May 11, 2023 - Sale 2636

Sale 2636 - Lot 381

Unsold
Estimate: $ 2,000 - $ 3,000
SERGEI CHEKHONIN
Two lithographs with hand coloring of still lifes.

Both lithographs with hand coloring in watercolor, circa 1915-20. Both 470x375 mm; 18 1/2x14 3/4 inches, wide margins. Both an edition of 100. Both signed and numbered in pencil, lower margin. Very good impressions of these scarce lithographs.

Chekhonin (1878-1936) was born in Valdayka, between Moscow and Saint Petersburg, the son a railroad machinist who worked on the Nicholas Railroad. At the age of fifteen he had to begin earning his own living and worked as a clerk and draftsman. In 1896 he arrived in Petrograd, where he studied at the Drawing School of the Imperial Society for the Encouragement of the Arts until 1897 and at the Tenishev school until 1900, where he was a pupil of Ilya Repin.

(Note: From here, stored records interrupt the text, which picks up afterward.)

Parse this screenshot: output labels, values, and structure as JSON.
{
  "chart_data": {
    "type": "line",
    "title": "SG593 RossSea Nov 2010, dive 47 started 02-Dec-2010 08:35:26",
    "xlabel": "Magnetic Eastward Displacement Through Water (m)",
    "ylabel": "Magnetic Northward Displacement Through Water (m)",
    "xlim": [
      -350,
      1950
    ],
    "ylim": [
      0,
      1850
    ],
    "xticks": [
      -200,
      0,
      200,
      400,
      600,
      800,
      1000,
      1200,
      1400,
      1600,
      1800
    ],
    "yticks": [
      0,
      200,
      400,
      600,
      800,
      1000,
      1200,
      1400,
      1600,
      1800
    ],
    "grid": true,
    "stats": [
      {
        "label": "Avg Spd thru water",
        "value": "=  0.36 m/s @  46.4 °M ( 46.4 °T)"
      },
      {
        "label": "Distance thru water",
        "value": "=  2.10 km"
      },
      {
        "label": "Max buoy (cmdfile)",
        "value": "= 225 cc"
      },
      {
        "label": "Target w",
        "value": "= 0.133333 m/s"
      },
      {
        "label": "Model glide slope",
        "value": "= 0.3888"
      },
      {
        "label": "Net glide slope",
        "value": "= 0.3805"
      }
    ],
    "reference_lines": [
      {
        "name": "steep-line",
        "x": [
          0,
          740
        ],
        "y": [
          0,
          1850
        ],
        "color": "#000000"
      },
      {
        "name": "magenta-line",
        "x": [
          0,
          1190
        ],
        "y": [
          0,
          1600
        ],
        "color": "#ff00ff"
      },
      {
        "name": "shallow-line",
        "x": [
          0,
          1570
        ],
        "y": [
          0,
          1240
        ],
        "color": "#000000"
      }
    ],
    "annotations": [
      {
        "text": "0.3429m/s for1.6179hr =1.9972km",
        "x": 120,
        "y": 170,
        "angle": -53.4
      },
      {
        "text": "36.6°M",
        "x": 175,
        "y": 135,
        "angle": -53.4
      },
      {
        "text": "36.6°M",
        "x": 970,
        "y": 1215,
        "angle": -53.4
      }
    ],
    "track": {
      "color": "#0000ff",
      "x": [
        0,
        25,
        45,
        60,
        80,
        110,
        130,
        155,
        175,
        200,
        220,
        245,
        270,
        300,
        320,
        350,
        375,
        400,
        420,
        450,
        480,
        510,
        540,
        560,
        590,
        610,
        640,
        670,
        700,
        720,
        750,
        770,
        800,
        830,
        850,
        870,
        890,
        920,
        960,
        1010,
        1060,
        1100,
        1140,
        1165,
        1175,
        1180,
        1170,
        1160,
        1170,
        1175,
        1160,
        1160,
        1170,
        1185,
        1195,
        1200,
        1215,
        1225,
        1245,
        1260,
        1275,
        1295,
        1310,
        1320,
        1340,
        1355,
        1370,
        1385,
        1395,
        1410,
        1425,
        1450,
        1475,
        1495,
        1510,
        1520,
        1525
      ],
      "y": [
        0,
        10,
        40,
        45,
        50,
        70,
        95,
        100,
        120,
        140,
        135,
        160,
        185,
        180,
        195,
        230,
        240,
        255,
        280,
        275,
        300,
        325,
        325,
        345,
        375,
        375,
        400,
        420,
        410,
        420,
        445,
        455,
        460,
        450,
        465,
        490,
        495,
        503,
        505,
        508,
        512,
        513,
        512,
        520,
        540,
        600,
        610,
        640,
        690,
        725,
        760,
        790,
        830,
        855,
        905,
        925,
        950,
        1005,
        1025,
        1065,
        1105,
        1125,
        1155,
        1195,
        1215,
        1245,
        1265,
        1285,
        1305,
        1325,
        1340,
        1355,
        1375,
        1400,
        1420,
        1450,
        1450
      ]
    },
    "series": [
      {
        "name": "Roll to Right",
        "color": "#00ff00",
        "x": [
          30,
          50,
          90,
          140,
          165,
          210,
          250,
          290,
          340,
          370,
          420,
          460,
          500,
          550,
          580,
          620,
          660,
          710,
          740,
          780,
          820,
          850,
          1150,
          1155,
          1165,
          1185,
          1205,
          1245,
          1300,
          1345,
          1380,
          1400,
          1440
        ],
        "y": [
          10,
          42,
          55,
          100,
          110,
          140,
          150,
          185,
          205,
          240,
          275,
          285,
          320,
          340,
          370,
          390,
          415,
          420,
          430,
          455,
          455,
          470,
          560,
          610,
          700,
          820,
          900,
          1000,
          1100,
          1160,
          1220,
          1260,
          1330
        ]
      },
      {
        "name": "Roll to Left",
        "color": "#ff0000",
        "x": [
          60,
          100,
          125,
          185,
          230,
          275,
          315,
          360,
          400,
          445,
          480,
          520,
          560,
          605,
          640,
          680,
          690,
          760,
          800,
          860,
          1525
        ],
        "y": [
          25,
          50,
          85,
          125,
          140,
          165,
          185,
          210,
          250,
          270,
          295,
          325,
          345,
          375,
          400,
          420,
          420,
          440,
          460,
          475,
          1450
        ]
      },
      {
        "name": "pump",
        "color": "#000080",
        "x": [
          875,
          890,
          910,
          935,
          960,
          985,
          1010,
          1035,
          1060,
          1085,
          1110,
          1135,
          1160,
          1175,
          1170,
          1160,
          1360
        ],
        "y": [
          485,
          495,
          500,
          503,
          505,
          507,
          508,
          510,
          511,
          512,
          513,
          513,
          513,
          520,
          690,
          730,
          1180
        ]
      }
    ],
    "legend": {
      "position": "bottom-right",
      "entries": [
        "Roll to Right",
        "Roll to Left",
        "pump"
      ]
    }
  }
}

Shortly after the 1905 Russian Revolution, with which he flirted, he turned to graphic design. At first he worked as a cartoonist in a satirical magazine (1905–06), and then began designing books, which brought him considerable success. In the 1910s, he was considered among the most important contemporary Russian book artists. He served subsequently as artistic director of the State Porcelain Factory in Leningrad in 1918–1923 and again in 1925–1927. In 1928, Chekhonin left the Soviet Union and emigrated to Paris. There he worked in the field of artistic industry and stage set design. At the end of his career, he lived in Germany, where he continued to pursue theater, porcelain and book design.